Chair: Jackie Scott, University of Cambridge

2:00 - 2:30 Issues in the global comparative analysis of human rights violations
Todd Landman, University of Essex

Extant global comparative research has developed from early studies that sought to explore the economic and political explanations for the variation in human rights to more specific analyses that examine the relationship between foreign aid and human rights, refugee policy and human rights, foreign direct investment and human rights, and the international law and human rights.

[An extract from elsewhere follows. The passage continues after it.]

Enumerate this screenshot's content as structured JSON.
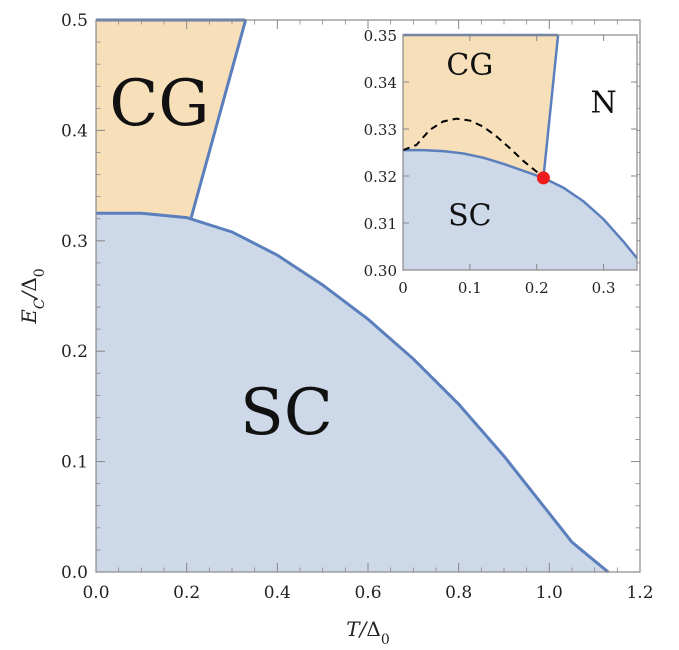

In addition to the standard difficulties associated with time-series autocorrelation and heteroskedasticity, there are remaining challenges with operationalising economic and social rights for comparative statistical analysis, and overcoming ideological biases and problems of variance truncation in extant measures of civil and political rights.

Slides

2:45

The Structure of Women's Employment in Comparative Perspective

Becky Pettit and Jenifer Hook, University of Washington

A central debate in studies of women's labor force participation concerns the influence of demographic and economic structures and institutional conditions on female employment. In this paper we analyze social survey data from 19 countries using multi-level modelling methods in an effort to synthesize structural and institutional accounts for variation in women's employment. While observed demographic characteristics show much consistency in their relationship to women's employment across countries, there is significant variation in the effect of demographic characteristics on women's employment across countries and our results show that federally supported childcare may be particularly influential for the employment of married women and women with young children.


Slides

3:30 Tea

4:00

Comparing the effects of work-life balance on health in Finland, UK and Japan

Tarani Chandola and Mel Bartley, University College London

Although there have been a number of studies on the effects of multiple roles on health and how a combination of these work and family roles may be either advantageous (role enhancement) or disadvantageous (role strain) for health, there has been relatively little investigation on the psychosocial content of such roles. Work-to-family conflict and family-to-work conflict could arise from conflicts between inability to combine multiple roles and result in stress and ill health. This paper examines whether both types of conflict mediate between the association of multiple roles with health, in countries with differing welfare state arrangements and social norms on family and childcare. The results from cohorts in the UK, Finland and Japan suggest that the poorer mental health of single parents is partly explained by their higher levels family- to-work conflict. Comparing all three cohorts, Japanese women had the greatest conflict and poorest mental health while Helsinki women had the lowest conflict and best mental health.